Female estrogen receptor β-/- mice are partially protected against age-related trabecular bone loss

Recently, it has been shown that inactivation of estrogen receptor β (ER-β) by gene targeting results in increased cortical bone formation in adolescent female mice. To study the possible involvement of ER-β in the regulation of the mature skeleton, we have extended the analyses to include 1-year-old ER-β knockout mice (ER-β-/-). Male ER-β-/- mice did not express any significant bone phenotypic alterations at this developmental stage. However, the increase in cortical bone parameters seen already in the adolescent female ER-β-/- mice was maintained in the older females. The aged female ER-β-/- mice further exhibited a significantly higher trabecular bone mineral density (BMD) as well as increased bone volume/total volume (BV/TV) compared with wild-type (wt) mice. This was caused by a less pronounced loss of trabecular bone during adulthood in female ER-β-/- mice.
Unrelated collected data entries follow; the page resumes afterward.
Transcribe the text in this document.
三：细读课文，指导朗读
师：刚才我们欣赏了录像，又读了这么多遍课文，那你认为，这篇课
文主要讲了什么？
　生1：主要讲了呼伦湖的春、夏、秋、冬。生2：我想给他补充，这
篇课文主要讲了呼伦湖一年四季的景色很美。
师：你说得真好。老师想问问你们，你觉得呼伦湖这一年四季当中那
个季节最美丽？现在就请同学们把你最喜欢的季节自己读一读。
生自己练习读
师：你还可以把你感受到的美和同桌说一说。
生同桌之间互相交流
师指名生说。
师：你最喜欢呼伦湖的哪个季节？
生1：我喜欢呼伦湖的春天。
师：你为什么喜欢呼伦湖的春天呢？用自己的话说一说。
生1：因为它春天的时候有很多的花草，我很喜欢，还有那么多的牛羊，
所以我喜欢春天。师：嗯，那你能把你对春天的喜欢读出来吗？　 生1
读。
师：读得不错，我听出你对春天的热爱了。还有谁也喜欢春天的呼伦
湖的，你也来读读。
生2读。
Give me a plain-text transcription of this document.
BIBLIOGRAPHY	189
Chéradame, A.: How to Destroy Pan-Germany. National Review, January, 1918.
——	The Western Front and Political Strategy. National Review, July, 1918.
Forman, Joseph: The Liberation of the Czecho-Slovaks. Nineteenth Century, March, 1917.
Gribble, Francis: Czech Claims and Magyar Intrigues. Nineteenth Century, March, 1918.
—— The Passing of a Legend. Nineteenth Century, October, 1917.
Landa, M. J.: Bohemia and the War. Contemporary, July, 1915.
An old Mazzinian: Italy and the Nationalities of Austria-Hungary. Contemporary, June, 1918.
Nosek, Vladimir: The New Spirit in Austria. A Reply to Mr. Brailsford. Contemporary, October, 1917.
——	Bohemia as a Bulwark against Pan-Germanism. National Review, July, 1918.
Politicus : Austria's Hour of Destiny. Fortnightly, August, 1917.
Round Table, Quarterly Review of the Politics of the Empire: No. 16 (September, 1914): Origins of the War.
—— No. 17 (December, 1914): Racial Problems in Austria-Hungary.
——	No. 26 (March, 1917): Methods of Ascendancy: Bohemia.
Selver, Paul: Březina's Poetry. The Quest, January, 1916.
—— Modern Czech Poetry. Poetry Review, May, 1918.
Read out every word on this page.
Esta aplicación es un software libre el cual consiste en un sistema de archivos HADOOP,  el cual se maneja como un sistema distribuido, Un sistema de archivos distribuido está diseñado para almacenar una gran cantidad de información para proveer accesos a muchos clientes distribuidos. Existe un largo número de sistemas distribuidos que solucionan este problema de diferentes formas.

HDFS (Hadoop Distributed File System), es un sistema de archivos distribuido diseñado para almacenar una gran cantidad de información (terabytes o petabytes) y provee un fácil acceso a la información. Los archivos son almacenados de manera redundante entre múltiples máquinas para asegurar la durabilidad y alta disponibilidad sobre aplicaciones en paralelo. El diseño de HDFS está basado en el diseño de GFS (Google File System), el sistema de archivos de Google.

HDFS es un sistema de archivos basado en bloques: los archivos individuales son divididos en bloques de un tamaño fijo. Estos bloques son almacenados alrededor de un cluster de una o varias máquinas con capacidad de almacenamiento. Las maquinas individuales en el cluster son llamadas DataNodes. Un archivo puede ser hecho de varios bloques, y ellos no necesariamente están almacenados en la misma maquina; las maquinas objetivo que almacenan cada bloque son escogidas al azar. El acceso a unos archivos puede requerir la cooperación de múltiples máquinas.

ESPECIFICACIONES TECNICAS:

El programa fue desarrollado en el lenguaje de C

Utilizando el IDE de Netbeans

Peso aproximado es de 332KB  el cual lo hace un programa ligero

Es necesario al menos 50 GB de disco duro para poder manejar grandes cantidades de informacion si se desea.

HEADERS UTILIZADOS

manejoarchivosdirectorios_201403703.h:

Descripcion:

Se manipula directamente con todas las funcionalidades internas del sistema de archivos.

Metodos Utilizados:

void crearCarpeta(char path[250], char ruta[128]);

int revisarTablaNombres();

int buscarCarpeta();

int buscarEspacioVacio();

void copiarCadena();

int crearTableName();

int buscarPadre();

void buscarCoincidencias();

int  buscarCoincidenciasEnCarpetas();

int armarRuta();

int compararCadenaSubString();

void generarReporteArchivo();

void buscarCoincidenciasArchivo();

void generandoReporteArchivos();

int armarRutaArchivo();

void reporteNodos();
The growth plate width was unaltered in the female ER-β-/mice. Judged by the expression of the osteoclast marker tartrate-resistant acid phosphatase (TRAP) and cathepsin K (cat K; reverse-transcription-polymerase chain reaction [RT-PCR]) as well as the serum levels of C-terminal type I collagen cross-linked peptide, bone resorption appeared unaffected. However, an increase in the messenger RNA (mRNA) expression levels of the osteoblast marker core-binding factor α1 (Cbfa1) suggested an anabolic effect in bones of old female ER-β-/- mice. In addition, the mRNA expression of ER-α was augmented, indicating a role for ER-α in the development of this phenotype. Taken together, the results show that ER-α is involved in the regulation of trabecular bone during adulthood in female mice and suggest that ER-β acts in a repressive manner, possibly by counteracting the stimulatory action of ER-α on bone formation.